Hi all,
The get()
method returns an Option<T>
on a HashMap
. When the stored object is a struct, one can't use such constructs as:
map.get(&somekey).x
if x is a field of a struct.
Example:
struct Number {
french: String,
spanish: String
}
fn main() {
use std::collections::HashMap;
let mut map: HashMap<i8,Number> = HashMap::new();
let one = Number { french: "un".to_string(), spanish: "uno".to_string() };
let two = Number { french: "deux".to_string(), spanish: "dos".to_string() };
map.insert(1, one);
map.insert(2, two);
let n1 = map.get(&1).french;
}
doesn't compile. I know that the key 1 exists, so why returning an > Option ? Always needs a match
?
Thanks for your help.
It's because the definition of get()
, where the HashMap
is defined, doesn't know that that key exists. get()

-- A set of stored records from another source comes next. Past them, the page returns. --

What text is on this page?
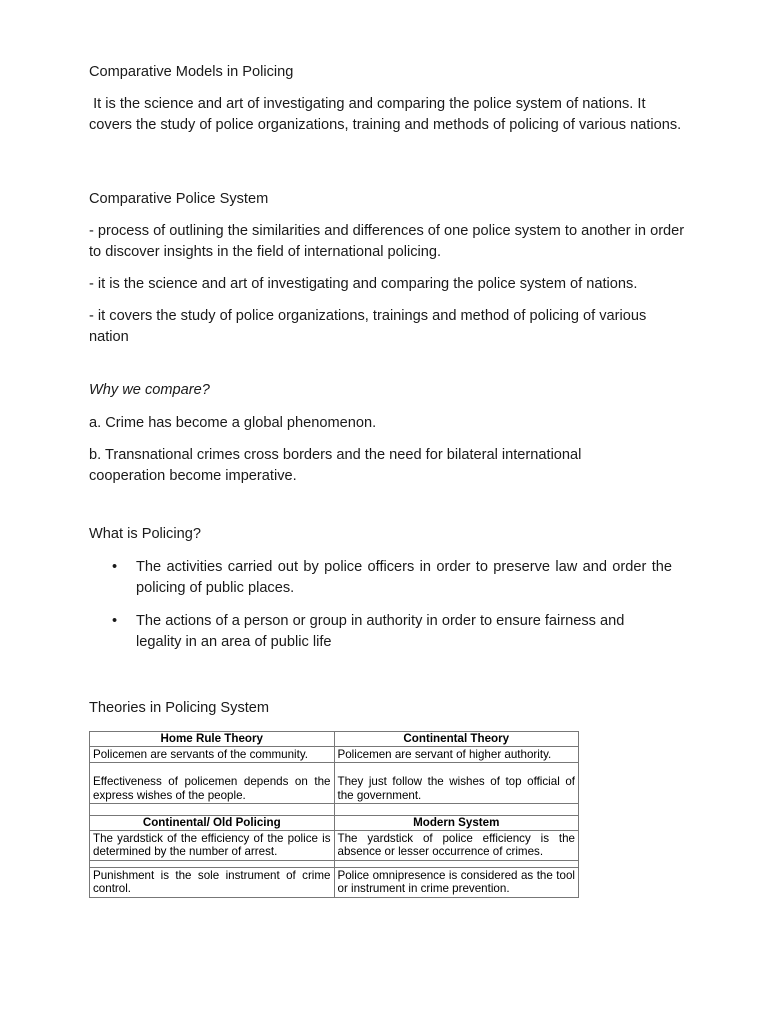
Comparative Models in Policing

It is the science and art of investigating and comparing the police system of nations. It covers the study of police organizations, training and methods of policing of various nations.

Comparative Police System

- process of outlining the similarities and differences of one police system to another in order to discover insights in the field of international policing.

- it is the science and art of investigating and comparing the police system of nations.

- it covers the study of police organizations, trainings and method of policing of various nation

Why we compare?

a. Crime has become a global phenomenon.

b. Transnational crimes cross borders and the need for bilateral international cooperation become imperative.

What is Policing?

•	The activities carried out by police officers in order to preserve law and order the policing of public places.
•	The actions of a person or group in authority in order to ensure fairness and legality in an area of public life

Theories in Policing System

Home Rule Theory	Continental Theory
Policemen are servants of the community.	Policemen are servant of higher authority.
Effectiveness of policemen depends on the express wishes of the people.	They just follow the wishes of top official of the government.

Continental/ Old Policing	Modern System
The yardstick of the efficiency of the police is determined by the number of arrest.	The yardstick of police efficiency is the absence or lesser occurrence of crimes.

Punishment is the sole instrument of crime control.	Police omnipresence is considered as the tool or instrument in crime prevention.
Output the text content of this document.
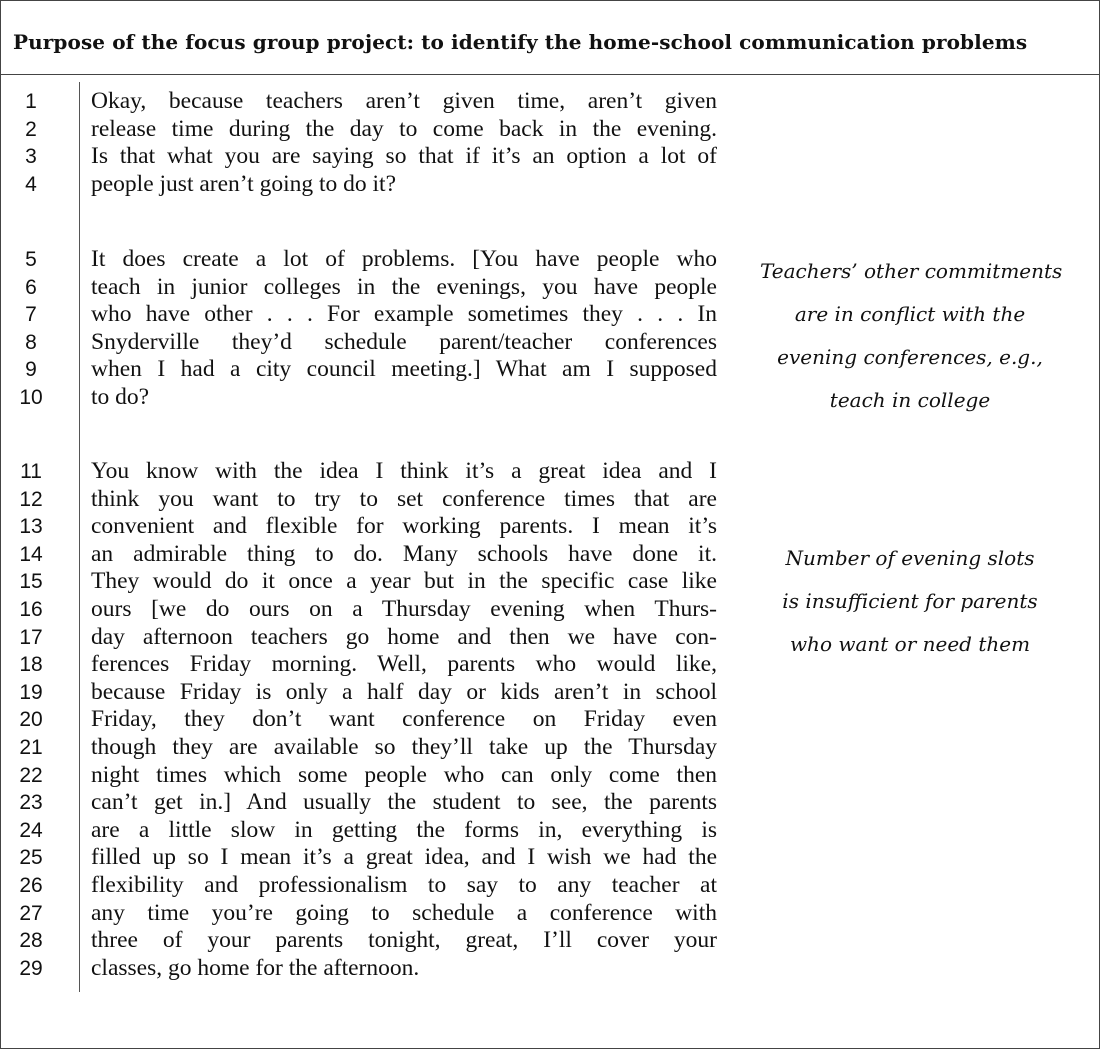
Purpose of the focus group project: to identify the home-school communication problems
1
2
3
4
Okay, because teachers aren’t given time, aren’t given
release time during the day to come back in the evening.
Is that what you are saying so that if it’s an option a lot of
people just aren’t going to do it?
5
6
7
8
9
10
It does create a lot of problems. [You have people who
teach in junior colleges in the evenings, you have people
who have other . . . For example sometimes they . . . In
Snyderville they’d schedule parent/teacher conferences
when I had a city council meeting.] What am I supposed
to do?
11
12
13
14
15
16
17
18
19
20
21
22
23
24
25
26
27
28
29
You know with the idea I think it’s a great idea and I
think you want to try to set conference times that are
convenient and flexible for working parents. I mean it’s
an admirable thing to do. Many schools have done it.
They would do it once a year but in the specific case like
ours [we do ours on a Thursday evening when Thurs-
day afternoon teachers go home and then we have con-
ferences Friday morning. Well, parents who would like,
because Friday is only a half day or kids aren’t in school
Friday, they don’t want conference on Friday even
though they are available so they’ll take up the Thursday
night times which some people who can only come then
can’t get in.] And usually the student to see, the parents
are a little slow in getting the forms in, everything is
filled up so I mean it’s a great idea, and I wish we had the
flexibility and professionalism to say to any teacher at
any time you’re going to schedule a conference with
three of your parents tonight, great, I’ll cover your
classes, go home for the afternoon.
Teachers’ other commitments
are in conflict with the
evening conferences, e.g.,
teach in college
Number of evening slots
is insufficient for parents
who want or need them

can't guarantee that every key you try to use with it will have a member in the hash table, so it must use the Option
type so it can return something sensible when the key doesn't have a matching entry. You can avoid using a match
here by using unwrap()
instead; unwrap()
returns the object inside an Option
and panics when it doesn't exist:
let n1 = map.get(&1).unwrap().french;
Keep in mind that unwrap()
is basically telling the compiler that you always expect the thing that you're unwrapping exists; if it doesn't your program will panic!
It shows my few knowledge of the language so far
Thanks a lot for the hint.
Look at the rest of Option's API - there are additional methods that allow you to "unwrap" safely and functionally/ergonomically. Since the language doesn't have the notion of null, absence of values is always signaled via Option (which is really nice IMO).